The recently announced Q1 of fiscal 2018 met this standard, as attributable net income was 12% higher on a year-over-year basis at $32 million. That growth rate was almost as high as sector standout Bank of America in its most recently reported quarter. It is, however, lower than it's been in the recent past, which is probably also a factor dampening the stock price.
Meanwhile, Bofi Holding's net loans and total deposits also expanded nicely, advancing by 15% and 14%, respectively (to $7.5 billion and $7.2 billion).
Another negative in the eyes of some investors is the bank's heavy concentration in one area of lending, specifically mortgages and, more specifically, jumbo mortgages. All told, home lending comprised almost three-quarters of the company's overall loan portfolio.
It almost goes without saying that jumbos carry higher interest rates, which fits into one of BofI Holding's strategic goals -- concentrating on higher-return products. This also explains the recent increase in commercial and industrial (C&I) lending; it's a relatively more lucrative endeavor. https://www.fool.com/investing/2017/10/27/heres-how-bofi-holding-banked-another-solid-quarte.aspx
Regardless, BofI Holding continues to do a fine job of leveraging its great competitive advantage: its complete lack of physical branches. In certain American cities, it's impossible to travel much distance without bumping into a facility run by Bank of America, JPMorgan Chase, or Citigroup. Those are expensive to run and maintain, and they require a lot of salaried workers to staff them.
That's why there's such a discrepancy in the cost bases of BofI Holding and its rivals. This is most starkly illustrated by these banks' efficiency ratios. BofI Holding's number is notably lower than those of its bigger brethren. Lower costs help the company nudge up the interest it pays on its deposits, which helps attract clients to the bank.
Certain figures suggest that the company's stock is undervalued. Its return on assets and forward price-to-earnings ratio handily beat its three rivals. It was slightly outgrown on the bottom line by Bank of America in the respective latest reported quarters, but well outpaced both JPMorgan Chase and Citigroup. Its price to tangible book value ratio is a bit rich, but not excessively so.
|Bank||Efficiency Ratio||Return on Assets||Forward P/E||P/TBV||Quarterly Net Profit Growth (YOY)|
|Bank of America||50%||1.26||12.3||1.66||13%|
To be fair, Bank of America, Citigroup, and particularly JPMorgan Chase, are all very well-diversified lenders, much more so than their small competitor. So perhaps some valuation premium is justified on that basis.
Yet BofI Holding has done a good job of pushing into other businesses, most notably the auto lending space. In that segment, it seems to be following the model of its mortgage operations, providing loans to the upper end of the market -- the average auto loan client has a FICO credit score in excess of 770.

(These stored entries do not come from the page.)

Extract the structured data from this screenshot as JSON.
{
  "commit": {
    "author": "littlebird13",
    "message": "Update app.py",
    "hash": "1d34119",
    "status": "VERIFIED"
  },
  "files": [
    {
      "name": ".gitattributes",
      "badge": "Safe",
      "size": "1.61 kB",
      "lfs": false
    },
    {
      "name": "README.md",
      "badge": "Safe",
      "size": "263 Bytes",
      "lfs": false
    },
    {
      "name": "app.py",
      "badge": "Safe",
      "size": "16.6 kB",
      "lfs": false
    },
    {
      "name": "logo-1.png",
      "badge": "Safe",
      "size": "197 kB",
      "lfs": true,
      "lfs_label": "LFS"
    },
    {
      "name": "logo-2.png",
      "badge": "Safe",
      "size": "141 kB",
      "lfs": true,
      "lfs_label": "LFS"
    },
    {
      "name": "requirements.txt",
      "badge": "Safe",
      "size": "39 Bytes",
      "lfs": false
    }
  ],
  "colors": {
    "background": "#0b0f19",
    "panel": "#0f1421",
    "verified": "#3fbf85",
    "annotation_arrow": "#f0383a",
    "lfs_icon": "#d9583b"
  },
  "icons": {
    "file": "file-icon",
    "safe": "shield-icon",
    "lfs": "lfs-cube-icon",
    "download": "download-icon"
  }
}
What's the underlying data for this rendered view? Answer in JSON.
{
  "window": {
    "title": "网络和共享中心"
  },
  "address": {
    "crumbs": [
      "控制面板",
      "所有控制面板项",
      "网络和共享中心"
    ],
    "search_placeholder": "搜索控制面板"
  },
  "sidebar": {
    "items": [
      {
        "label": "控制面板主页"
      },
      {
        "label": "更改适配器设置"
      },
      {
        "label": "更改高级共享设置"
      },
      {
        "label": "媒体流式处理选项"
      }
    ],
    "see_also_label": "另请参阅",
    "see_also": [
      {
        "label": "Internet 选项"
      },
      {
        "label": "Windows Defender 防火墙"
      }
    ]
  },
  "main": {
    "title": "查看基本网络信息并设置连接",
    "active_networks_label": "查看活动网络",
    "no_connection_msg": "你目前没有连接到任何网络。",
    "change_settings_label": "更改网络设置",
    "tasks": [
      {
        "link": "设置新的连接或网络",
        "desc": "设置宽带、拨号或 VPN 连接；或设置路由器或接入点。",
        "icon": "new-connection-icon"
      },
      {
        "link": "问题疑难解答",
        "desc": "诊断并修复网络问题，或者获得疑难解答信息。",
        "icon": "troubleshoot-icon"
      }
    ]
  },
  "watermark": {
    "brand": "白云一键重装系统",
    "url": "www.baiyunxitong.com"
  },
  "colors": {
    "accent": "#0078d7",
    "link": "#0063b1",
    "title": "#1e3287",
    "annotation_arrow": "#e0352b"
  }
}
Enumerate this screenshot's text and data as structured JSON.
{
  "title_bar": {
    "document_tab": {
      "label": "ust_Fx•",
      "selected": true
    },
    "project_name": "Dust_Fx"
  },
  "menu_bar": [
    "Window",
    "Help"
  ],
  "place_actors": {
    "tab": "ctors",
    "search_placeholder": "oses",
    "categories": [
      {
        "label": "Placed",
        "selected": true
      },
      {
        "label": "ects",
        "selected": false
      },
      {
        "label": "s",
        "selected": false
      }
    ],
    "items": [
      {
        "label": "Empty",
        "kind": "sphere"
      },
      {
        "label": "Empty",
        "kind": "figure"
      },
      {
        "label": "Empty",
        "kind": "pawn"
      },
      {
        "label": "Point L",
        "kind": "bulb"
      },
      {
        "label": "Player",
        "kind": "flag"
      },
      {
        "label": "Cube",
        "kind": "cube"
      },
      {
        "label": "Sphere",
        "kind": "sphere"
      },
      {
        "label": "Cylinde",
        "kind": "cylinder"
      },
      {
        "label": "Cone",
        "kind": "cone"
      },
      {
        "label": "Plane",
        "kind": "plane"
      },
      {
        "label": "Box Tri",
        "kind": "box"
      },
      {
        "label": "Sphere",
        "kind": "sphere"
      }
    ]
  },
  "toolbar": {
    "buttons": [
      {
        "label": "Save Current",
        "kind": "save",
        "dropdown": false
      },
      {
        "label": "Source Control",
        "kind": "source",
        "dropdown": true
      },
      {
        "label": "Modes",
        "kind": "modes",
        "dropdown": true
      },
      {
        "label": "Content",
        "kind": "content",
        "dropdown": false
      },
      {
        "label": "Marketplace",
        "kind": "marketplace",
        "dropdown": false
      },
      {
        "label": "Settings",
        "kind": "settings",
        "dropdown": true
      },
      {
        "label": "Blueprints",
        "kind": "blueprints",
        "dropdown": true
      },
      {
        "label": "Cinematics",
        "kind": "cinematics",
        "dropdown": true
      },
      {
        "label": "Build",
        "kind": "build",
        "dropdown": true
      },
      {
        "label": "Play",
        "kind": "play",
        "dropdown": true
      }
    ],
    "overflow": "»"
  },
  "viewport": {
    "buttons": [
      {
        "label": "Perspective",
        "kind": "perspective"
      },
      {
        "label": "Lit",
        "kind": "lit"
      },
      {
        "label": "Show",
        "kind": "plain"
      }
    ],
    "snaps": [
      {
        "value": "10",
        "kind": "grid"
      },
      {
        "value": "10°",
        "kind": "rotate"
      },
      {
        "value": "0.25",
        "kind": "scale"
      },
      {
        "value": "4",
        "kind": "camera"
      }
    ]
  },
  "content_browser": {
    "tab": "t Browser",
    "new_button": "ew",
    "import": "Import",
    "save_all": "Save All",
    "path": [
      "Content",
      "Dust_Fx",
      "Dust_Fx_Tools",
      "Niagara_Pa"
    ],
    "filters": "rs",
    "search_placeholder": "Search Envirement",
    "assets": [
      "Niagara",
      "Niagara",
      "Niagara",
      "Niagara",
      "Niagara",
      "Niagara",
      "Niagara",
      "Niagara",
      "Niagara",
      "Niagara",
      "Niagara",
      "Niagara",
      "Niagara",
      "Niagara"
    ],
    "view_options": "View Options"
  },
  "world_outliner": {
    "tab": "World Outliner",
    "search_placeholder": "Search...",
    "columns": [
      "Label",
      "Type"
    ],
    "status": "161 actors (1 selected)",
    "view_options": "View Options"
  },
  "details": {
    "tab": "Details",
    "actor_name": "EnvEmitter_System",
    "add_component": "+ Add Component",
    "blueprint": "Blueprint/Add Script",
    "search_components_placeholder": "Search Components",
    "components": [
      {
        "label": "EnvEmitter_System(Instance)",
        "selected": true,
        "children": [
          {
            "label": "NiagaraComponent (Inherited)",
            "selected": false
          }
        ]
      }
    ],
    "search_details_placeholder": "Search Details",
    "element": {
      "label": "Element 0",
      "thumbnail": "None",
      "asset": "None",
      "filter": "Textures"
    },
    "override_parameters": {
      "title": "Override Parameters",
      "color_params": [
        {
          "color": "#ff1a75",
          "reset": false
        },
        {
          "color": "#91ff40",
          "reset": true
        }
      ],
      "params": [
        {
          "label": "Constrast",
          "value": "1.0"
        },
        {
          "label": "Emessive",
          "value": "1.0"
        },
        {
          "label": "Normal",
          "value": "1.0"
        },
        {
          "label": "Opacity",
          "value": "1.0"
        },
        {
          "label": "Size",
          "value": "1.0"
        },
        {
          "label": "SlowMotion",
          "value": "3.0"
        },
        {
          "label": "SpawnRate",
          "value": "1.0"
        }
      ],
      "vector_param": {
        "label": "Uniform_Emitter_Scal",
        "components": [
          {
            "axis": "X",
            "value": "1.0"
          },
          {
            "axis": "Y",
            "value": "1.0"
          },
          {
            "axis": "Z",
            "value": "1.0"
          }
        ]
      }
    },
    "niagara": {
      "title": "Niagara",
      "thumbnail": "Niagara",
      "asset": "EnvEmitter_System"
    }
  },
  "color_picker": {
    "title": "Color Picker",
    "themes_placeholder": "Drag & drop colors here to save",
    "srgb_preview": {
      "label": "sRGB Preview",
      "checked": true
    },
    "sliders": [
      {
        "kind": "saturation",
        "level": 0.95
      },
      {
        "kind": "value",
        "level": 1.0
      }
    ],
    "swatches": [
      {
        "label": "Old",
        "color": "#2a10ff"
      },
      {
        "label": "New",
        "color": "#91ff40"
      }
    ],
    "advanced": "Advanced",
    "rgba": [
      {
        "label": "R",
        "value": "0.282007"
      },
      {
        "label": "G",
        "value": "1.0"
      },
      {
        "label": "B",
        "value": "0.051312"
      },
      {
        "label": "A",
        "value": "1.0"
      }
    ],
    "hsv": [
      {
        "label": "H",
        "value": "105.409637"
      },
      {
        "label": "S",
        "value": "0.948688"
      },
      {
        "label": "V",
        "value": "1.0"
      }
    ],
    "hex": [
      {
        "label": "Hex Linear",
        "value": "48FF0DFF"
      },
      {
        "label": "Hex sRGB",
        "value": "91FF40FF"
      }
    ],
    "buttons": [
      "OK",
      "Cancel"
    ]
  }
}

Banking on the bulls to come back
Investors should slowly start coming around to BofI Holding's stock. The short interest in the shares is dropping, the specter of a government investigation has evaporated, and the bank continues to put up solid numbers. Online banking will not only be a major part of the future for consumers but it's already here and generating growth for sharp operators -- most notably, this pioneering online-only lender.